Well, it seems like you've gotten yourself into a bit of a chemical comedy! Let me add some laughter to the equation and help you out.

First, let's calculate the change in enthalpy by multiplying the stoichiometric coefficients by their respective enthalpy values.

For reactant FeO(s), the enthalpy change is (-272.0) kJ/mol.

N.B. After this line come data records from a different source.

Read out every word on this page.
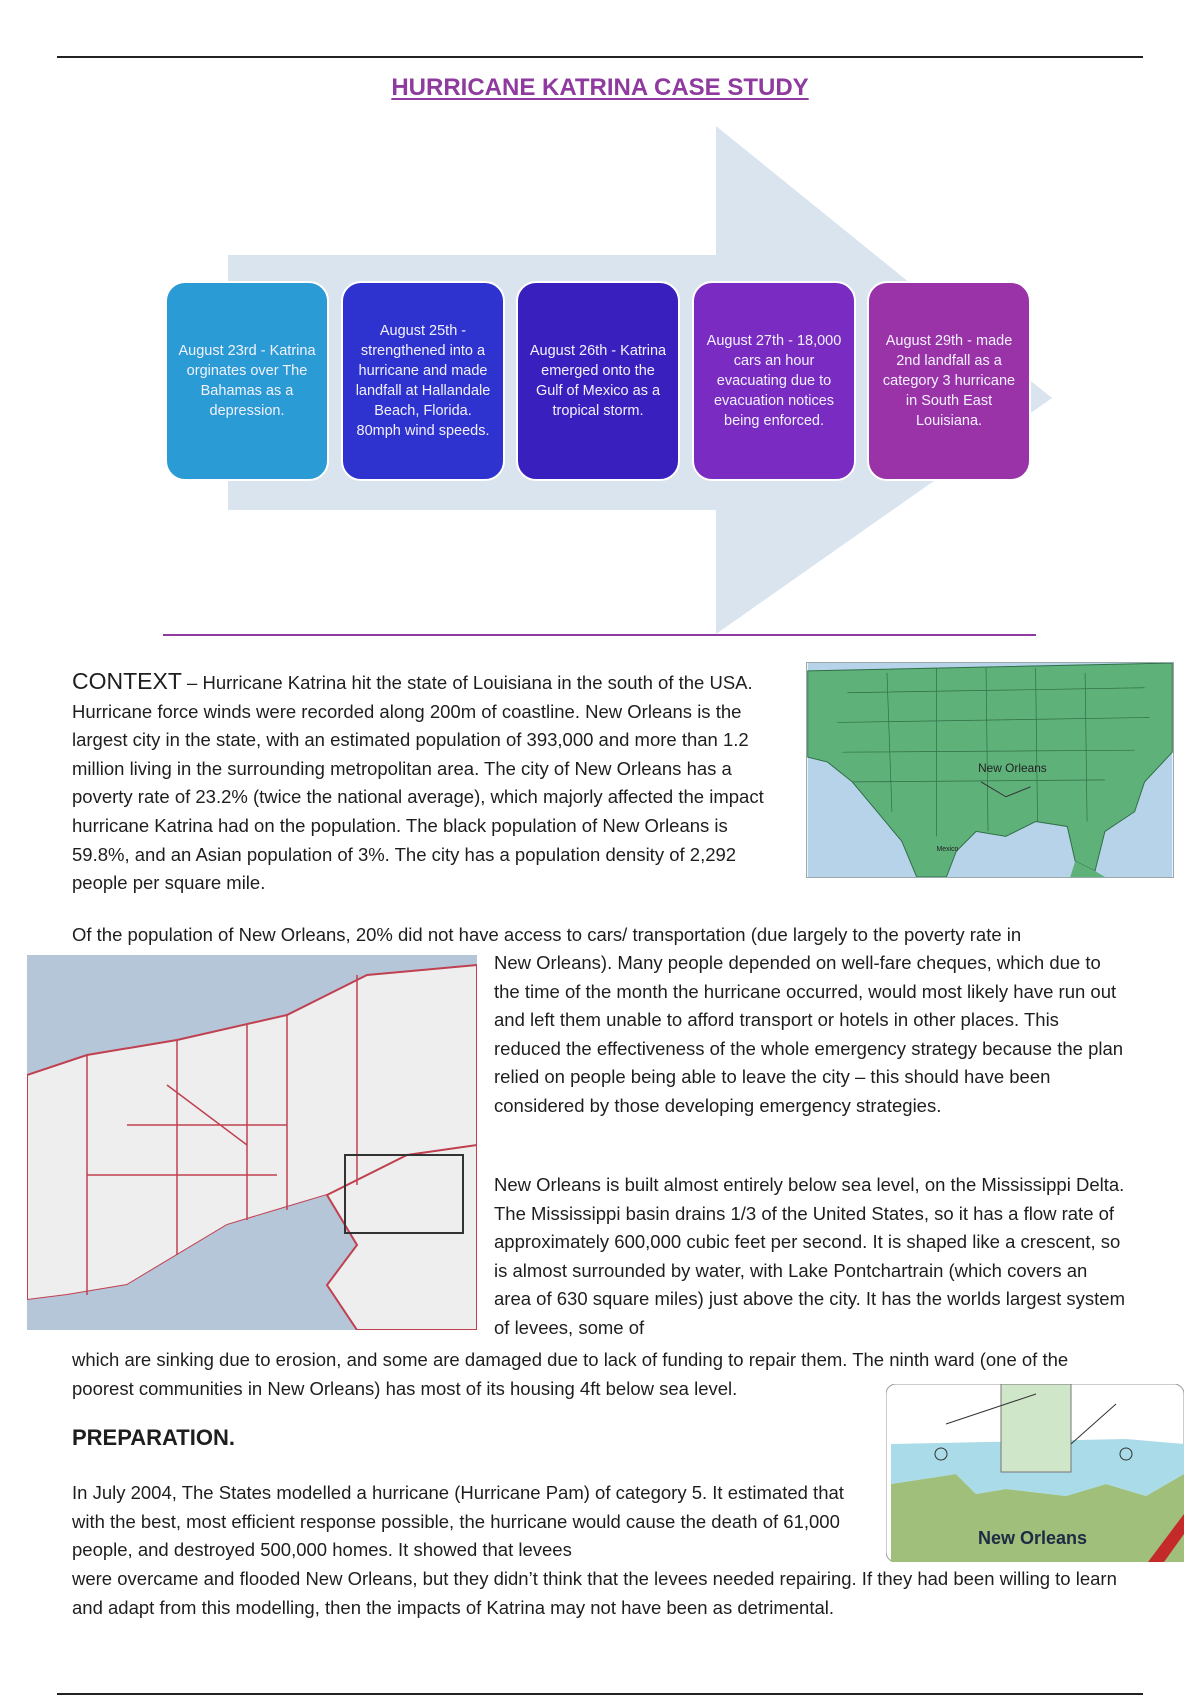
HURRICANE KATRINA CASE STUDY
August 23rd - Katrina orginates over The Bahamas as a depression.
August 25th - strengthened into a hurricane and made landfall at Hallandale Beach, Florida. 80mph wind speeds.
August 26th - Katrina emerged onto the Gulf of Mexico as a tropical storm.
August 27th - 18,000 cars an hour evacuating due to evacuation notices being enforced.
August 29th - made 2nd landfall as a category 3 hurricane in South East Louisiana.

CONTEXT – Hurricane Katrina hit the state of Louisiana in the south of the USA. Hurricane force winds were recorded along 200m of coastline. New Orleans is the largest city in the state, with an estimated population of 393,000 and more than 1.2 million living in the surrounding metropolitan area. The city of New Orleans has a poverty rate of 23.2% (twice the national average), which majorly affected the impact hurricane Katrina had on the population. The black population of New Orleans is 59.8%, and an Asian population of 3%. The city has a population density of 2,292 people per square mile.

New Orleans
Mexico

Of the population of New Orleans, 20% did not have access to cars/ transportation (due largely to the poverty rate in

New Orleans). Many people depended on well-fare cheques, which due to the time of the month the hurricane occurred, would most likely have run out and left them unable to afford transport or hotels in other places. This reduced the effectiveness of the whole emergency strategy because the plan relied on people being able to leave the city – this should have been considered by those developing emergency strategies.

New Orleans is built almost entirely below sea level, on the Mississippi Delta. The Mississippi basin drains 1/3 of the United States, so it has a flow rate of approximately 600,000 cubic feet per second. It is shaped like a crescent, so is almost surrounded by water, with Lake Pontchartrain (which covers an area of 630 square miles) just above the city. It has the worlds largest system of levees, some of

which are sinking due to erosion, and some are damaged due to lack of funding to repair them. The ninth ward (one of the poorest communities in New Orleans) has most of its housing 4ft below sea level.

New Orleans
PREPARATION.

In July 2004, The States modelled a hurricane (Hurricane Pam) of category 5. It estimated that with the best, most efficient response possible, the hurricane would cause the death of 61,000 people, and destroyed 500,000 homes. It showed that levees

were overcame and flooded New Orleans, but they didn’t think that the levees needed repairing. If they had been willing to learn and adapt from this modelling, then the impacts of Katrina may not have been as detrimental.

Since we have 4 moles of FeO, the total enthalpy change for FeO is:

4 × (-272.0) kJ/mol = -1088.0 kJ

For product Fe2O3(s), the enthalpy change is (-825.5) kJ/mol. Since we have 2 moles of Fe2O3, the total enthalpy change for Fe2O3 is:

2 × (-825.5) kJ/mol = -1651.0 kJ

Now, let's sum up the enthalpy changes:

ΔH = (-1088.0 kJ) + (0 kJ) - (-1651.0 kJ)
= -1088.0 kJ + 1651.0 kJ
= 563.0 kJ

Well, well, well! Looks like you were just one step away from getting the right answer! The change in enthalpy (ΔH) for the given reaction is indeed 563.0 kJ. Keep up the good work, chemistry comedian!

To calculate the value of delta H, or the heat of reaction, you need to use the enthalpy values (in kilojoules/kmole) of the individual substances involved in the reaction.

In your reaction, you have 4 moles of FeO reacting with 1 mole of O2 to produce 2 moles of Fe2O3. You correctly identified the balanced equation:

4 FeO(s) + O2(g) → 2 Fe2O3(s)

Now, to calculate the value of delta H, you'll need to subtract the sum of the enthalpy of the reactants from the sum of the enthalpy of the products.

The enthalpy of FeO is -272.0 kJ/kmole, and the enthalpy of Fe2O3 is -825.5 kJ/kmole.

For the reactants, you have 4 moles of FeO, so the enthalpy of the reactants would be:

4 moles × (-272.0 kJ/kmole) = -1088.0 kJ

For the products, you have 2 moles of Fe2O3, so the enthalpy of the products would be:

2 moles × (-825.5 kJ/kmole) = -1651.0 kJ

Now, subtract the sum of the enthalpy of the reactants from the sum of the enthalpy of the products:

Delta H = Sum of products - Sum of reactants = -1651.0 kJ - (-1088.0 kJ) = -1651.0 kJ + 1088.0 kJ = -563.0 kJ

Therefore, the calculated value of delta H for this reaction should be -563.0 kJ, which matches your calculation. If you obtained a different result, please check your enthalpy values and make sure you are using the correct signs (+/-) for the reactants and products.

The answer is -560.8

My table says Fe2O3(s) = -824.2 kJ/mol which gives -560.4 kJ for the reaction.